Old Horrors Through New Eyes
Arturo Arias’ “Guatemala 1954: Funeral for a Bird” examines a devastated mid-coup Guatemala through the perspective of Maximo Sanchez. Maximo, not yet five, lives in a world full of violence and despair, but also full of colour, freedom, and new discoveries. As we follow him we see that in his eyes, the dead bodies and puddles of blood lining the streets are only obstacles in the way of his next adventure.
Throughout the story, the focus is never on the death surrounding Maximo, or the atrocities that he is implied to have experienced, but rather on the simpler things that are within his understanding.
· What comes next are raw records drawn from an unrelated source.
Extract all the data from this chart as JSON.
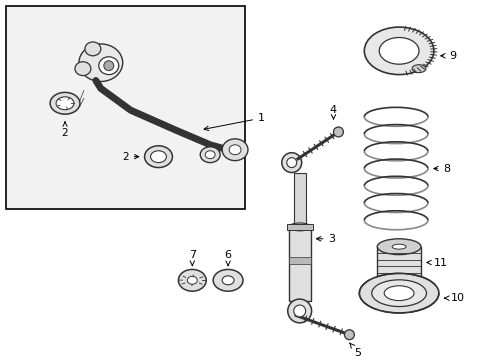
{
  "white": "#ffffff",
  "black": "#000000",
  "dk": "#333333",
  "bg_inset": "#f0f0f0",
  "shock_fill": "#e0e0e0",
  "part_fill": "#d8d8d8"
}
His desire to learn the proper name for everything, his simultaneous revulsion and curiosity towards the worm-filled corpses, and his eagerness to participate in a burial of a dead bird all take the forefront of this narrative. Maximo’s attitude towards the human corpses is particularly jarring in contrast with his behaviour towards the death of the bird; his fervency to see this bird up close causes him to trip over a rotting corpse, and his only response is to kick the body in frustration, yet he treats the bird with utmost care during its burial.
It is not that Maximo is entirely blind to the events that are occurring around him—he realizes that the bombs may have to do with his father’s disappearance, and becomes frightened at the thought of them returning—but he cannot grasp reality the way a more mature person, such as the old man, could. At first glance this may seem to limit the narrative, but I believe it does the opposite: in confronting something already shocking through the eyes of an unknowing child, our own eyes are opened to the inescapable horrors that Guatemalans became accustomed to during this time.